Ellis’ accomplishments were acknowledged at the Westchester County Business Journal’s annual Above the Bar event in June at Pace Law School in White Plains. During her time at Pace, she was active in the National Lawyers Guild and the Women’s Association of Law Students and helped found the Alternative Break Club, in addition to partaking in a number of internships.
But what the audience didn’t hear about was Ellis’ 250-mile hike of the Camino de Santiago — alone.
“I knew after starting law school that I would need to plan a trip to motivate myself to get through the year,” said Ellis. “When I wasn’t studying or working, I spent my time researching routes and backpacking gear. As you can imagine, planning for the trip provided a much-needed break from case law and coursework. In May, almost immediately after finals, I flew to Madrid, took several buses to southern France and began my hike.”
The idea to hike alone wasn’t planned. Unable to find a willing partner but determined to accomplish her vision, Ellis tackled the feat, meeting fellow hikers throughout her journey.
“My Spanish is limited, so I depended on body language to convey what I couldn’t express in words,” she said. “An example of this is the time I spent four days walking with a man who spoke no English. In an attempt to overcome our language barrier, we developed a very complicated system of charades. … I mean, have you ever tried to express asparagus using charades?”
Ellis also ran into a woman who was retracing her father’s journey on the Camino. As Ellis recalled, the woman’s father had recently passed and his daughter was using the Camino as a means to reconnect with him, spreading his ashes along the way.
“I had wanted to complete the whole hike, but it wasn’t possible because I needed to get back to New York City to start my summer internship and ‘busy hiking the Camino’ didn’t feel like an acceptable excuse,” she said.
Ellis also cycled across her home state of Nebraska as part of an annual, weeklong bike trip of approximately 500 participants.
“This adventure was the brainchild of my aunt, who had completed the trip a year before,” she said. “In contrast, my mother was the driver of our family’s minivan, which we affectionately referred to as the ‘meat wagon.’ We called it the meat wagon because my mom was ready and willing to pick up any cyclist who was feeling too tired or hot to complete the day’s ride.

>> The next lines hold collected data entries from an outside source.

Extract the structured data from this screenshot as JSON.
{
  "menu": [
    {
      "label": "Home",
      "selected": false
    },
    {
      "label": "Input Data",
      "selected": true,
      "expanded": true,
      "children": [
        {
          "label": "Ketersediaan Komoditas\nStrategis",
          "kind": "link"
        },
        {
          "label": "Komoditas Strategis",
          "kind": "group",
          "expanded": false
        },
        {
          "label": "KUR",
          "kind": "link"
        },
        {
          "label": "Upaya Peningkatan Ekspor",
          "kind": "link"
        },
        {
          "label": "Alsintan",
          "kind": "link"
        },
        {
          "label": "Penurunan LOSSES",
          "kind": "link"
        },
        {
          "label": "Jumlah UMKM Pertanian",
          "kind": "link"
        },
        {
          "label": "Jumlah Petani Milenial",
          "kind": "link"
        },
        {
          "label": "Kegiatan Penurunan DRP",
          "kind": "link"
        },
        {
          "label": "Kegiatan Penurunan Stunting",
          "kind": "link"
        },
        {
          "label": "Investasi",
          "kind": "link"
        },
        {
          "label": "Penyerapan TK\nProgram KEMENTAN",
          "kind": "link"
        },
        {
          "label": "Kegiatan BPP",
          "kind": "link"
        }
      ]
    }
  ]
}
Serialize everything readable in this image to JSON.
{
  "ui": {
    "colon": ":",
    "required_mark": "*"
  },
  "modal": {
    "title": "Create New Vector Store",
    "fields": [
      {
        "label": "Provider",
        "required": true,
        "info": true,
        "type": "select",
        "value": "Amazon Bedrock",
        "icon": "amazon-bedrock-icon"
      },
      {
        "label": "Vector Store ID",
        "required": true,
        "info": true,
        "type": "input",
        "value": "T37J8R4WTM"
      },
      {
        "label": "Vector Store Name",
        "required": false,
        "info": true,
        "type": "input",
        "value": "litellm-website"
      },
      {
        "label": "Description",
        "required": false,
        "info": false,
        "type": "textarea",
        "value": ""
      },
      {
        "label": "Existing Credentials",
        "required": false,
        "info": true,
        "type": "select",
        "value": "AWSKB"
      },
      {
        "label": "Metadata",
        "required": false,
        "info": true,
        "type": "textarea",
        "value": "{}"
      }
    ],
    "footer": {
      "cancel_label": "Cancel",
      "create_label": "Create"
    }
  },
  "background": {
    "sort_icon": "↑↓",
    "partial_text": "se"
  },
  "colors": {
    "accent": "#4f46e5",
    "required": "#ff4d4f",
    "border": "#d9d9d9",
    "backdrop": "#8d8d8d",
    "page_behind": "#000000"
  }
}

I am proud to say that I never utilized the services of the meat wagon, although I considered it because Nebraska is not as flat as you would think.”
Beyond her passion for adventure, Ellis remains focused on law.
“Today, I see that law is a means for effecting social change. This wasn’t always the case. … While in college, I assumed that social change was made possible by working outside of systems of power, which led to my participation in various grassroots organizations and community groups. …Today, I see my participation in the legal system as an opportunity to assist my clients in a way that I wasn’t able to prior to law school.”
Ellis is now a public benefits staff attorney at White Plains-based Legal Services of the Hudson Valley. Her job includes matters involving public benefits, from clients denied food stamps and unemployment insurance benefits to attaining emergency assistance for a person in need.
“We, as lawyers, have an obligation to serve our community and we cannot serve if our legal system is built to only assist and protect the privileged,” she said.